1. Float Scale Scoring using Azure Content Safety API#

The Azure Content Safety API is one of our most reliable scorers for detecting harms. Although it isn’t very flexible, it’s extremely fast and reliable and can be used to score images or text.

In order to use this API, you need to configure a few environment variables:

AZURE_CONTENT_SAFETY_API_ENDPOINT: The endpoint for the Azure Content Safety API
AZURE_CONTENT_SAFETY_API_KEY: The API key for the Azure Content Safety API (if not using AAD Auth)

As an alternative to key-based authentication, you may set use_aad_auth=True and use identity-based authentication.

Note that this api returns a value between 0 and 7. This is different from likert scales, which return a value between 1 and 5. Because both are float_scale scores, these values are all normalized to floating point values between 0.0 and 1.0 and can be directly compared. This is sometimes interesting as an operator e.g. if there are scenarios where a SelfAskLikertScorer and AzureContentFilterScorer produce very different values.

Before you begin, ensure you are setup with the correct version of PyRIT installed and have secrets configured as described here.

import os

from pyrit.common import IN_MEMORY, initialize_pyrit
from pyrit.memory import CentralMemory
from pyrit.models import PromptRequestPiece, PromptRequestResponse
from pyrit.score import AzureContentFilterScorer

initialize_pyrit(memory_db_type=IN_MEMORY)

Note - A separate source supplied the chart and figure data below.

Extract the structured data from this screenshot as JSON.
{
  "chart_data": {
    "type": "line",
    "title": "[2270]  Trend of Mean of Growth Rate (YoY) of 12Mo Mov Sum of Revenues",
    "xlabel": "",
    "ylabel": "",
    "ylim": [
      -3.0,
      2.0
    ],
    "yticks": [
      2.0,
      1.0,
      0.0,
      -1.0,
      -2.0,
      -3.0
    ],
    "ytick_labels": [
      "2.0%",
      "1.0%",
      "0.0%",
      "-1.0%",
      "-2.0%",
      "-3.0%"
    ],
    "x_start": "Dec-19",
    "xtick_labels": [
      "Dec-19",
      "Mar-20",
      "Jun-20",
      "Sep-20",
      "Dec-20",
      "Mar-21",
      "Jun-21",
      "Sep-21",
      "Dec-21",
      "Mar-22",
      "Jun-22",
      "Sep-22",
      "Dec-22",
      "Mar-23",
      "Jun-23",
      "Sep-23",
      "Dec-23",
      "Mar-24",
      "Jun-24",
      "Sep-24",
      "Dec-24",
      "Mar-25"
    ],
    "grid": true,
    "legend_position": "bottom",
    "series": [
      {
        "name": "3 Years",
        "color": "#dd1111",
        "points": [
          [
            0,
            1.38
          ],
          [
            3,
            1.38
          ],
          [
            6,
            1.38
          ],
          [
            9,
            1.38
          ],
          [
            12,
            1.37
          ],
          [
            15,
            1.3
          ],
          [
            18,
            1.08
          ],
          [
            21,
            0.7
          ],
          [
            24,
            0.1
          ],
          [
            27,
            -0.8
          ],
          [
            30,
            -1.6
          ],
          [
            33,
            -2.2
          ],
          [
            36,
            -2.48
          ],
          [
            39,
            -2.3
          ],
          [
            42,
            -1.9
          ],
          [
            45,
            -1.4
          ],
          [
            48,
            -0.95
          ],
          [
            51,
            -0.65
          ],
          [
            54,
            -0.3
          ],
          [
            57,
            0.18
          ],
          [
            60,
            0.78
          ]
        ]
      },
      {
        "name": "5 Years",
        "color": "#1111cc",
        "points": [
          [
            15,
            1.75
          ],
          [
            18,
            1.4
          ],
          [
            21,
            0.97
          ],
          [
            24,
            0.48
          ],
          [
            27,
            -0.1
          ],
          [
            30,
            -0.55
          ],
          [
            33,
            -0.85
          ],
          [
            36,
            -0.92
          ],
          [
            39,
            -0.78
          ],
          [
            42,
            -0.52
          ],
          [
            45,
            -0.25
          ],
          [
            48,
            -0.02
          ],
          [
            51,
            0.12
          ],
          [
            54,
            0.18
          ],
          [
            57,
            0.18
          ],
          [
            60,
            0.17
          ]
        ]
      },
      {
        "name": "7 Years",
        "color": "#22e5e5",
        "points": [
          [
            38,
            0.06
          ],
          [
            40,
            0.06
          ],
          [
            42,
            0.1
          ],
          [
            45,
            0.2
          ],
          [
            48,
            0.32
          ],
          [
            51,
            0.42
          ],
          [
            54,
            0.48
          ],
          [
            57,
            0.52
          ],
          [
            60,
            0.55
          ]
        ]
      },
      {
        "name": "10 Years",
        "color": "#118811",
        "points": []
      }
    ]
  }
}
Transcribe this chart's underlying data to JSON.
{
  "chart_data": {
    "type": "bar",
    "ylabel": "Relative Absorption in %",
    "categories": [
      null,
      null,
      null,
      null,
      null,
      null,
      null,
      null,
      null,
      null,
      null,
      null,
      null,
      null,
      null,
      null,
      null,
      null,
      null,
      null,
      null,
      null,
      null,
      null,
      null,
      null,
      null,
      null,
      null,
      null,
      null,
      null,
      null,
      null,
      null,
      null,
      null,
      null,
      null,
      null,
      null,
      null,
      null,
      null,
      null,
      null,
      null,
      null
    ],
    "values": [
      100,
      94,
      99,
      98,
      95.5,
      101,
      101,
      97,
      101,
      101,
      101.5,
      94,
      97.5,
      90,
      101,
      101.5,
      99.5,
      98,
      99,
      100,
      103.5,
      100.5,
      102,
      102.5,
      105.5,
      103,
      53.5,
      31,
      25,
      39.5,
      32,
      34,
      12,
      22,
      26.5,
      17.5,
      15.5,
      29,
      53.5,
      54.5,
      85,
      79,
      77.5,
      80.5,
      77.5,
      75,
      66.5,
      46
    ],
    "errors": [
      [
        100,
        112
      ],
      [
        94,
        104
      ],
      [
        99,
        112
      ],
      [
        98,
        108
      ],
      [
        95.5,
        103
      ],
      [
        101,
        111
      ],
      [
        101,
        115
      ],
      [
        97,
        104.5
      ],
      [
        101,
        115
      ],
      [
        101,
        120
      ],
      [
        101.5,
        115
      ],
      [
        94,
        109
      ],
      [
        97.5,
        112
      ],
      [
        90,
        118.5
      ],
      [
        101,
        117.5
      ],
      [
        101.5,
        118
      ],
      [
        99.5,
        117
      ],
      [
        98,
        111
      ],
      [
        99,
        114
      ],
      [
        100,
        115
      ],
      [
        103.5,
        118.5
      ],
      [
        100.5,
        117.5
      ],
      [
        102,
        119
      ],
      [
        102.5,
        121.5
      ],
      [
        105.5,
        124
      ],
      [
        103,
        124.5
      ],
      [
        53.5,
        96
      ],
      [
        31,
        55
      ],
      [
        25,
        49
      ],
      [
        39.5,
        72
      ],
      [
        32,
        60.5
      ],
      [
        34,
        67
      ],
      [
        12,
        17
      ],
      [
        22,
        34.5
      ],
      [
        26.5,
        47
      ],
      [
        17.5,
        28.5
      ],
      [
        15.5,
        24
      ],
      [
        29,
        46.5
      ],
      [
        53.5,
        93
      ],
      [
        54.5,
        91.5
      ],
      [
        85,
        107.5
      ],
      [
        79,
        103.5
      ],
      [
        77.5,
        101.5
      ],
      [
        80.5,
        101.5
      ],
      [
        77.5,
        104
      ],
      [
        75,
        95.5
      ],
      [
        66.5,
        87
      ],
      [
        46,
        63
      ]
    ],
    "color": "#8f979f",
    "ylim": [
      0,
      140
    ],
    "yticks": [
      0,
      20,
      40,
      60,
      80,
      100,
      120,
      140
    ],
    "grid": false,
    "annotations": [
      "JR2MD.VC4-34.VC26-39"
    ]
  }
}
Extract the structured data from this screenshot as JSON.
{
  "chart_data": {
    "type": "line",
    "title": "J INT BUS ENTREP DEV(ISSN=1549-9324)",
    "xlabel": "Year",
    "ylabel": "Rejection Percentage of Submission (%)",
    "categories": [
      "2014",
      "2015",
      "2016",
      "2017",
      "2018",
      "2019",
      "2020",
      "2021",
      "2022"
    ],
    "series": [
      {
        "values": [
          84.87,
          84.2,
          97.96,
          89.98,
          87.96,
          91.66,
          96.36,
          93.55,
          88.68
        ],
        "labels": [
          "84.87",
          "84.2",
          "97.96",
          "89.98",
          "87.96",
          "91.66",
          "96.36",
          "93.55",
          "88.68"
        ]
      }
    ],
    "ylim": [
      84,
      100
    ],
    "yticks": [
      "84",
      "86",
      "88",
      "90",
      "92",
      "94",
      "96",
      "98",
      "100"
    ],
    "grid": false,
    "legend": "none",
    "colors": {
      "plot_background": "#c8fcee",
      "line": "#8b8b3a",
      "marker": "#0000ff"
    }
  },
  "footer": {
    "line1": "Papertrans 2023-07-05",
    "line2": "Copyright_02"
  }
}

# Set up the Azure Content Filter
azure_content_filter = AzureContentFilterScorer(
    # Comment out either api_key or use_aad_auth
    api_key=os.environ.get("AZURE_CONTENT_SAFETY_API_KEY"),
    # use_aad_auth=True,
    endpoint=os.environ.get("AZURE_CONTENT_SAFETY_API_ENDPOINT"),
)

response = PromptRequestPiece(
    role="assistant",
    original_value_data_type="text",
    original_value="I hate you.",
)
memory = CentralMemory.get_memory_instance()
# need to write it manually to memory as score table has a foreign key constraint
memory.add_request_response_to_memory(request=PromptRequestResponse([response]))

# Run the request
scores = await azure_content_filter.score_async(response)  # type: ignore
assert scores[0].get_value() > 0  # azure_severity should be value 2 based on the documentation

for score in scores:
    # score_metadata contains azure_severity original value
    print(f"{score} {score.score_metadata}")

AzureContentFilterScorer: Hate: 0.2857142857142857 {'azure_severity': '2'}
AzureContentFilterScorer: SelfHarm: 0.0 {'azure_severity': '0'}
AzureContentFilterScorer: Sexual: 0.0 {'azure_severity': '0'}
AzureContentFilterScorer: Violence: 0.0 {'azure_severity': '0'}

memory.dispose_engine()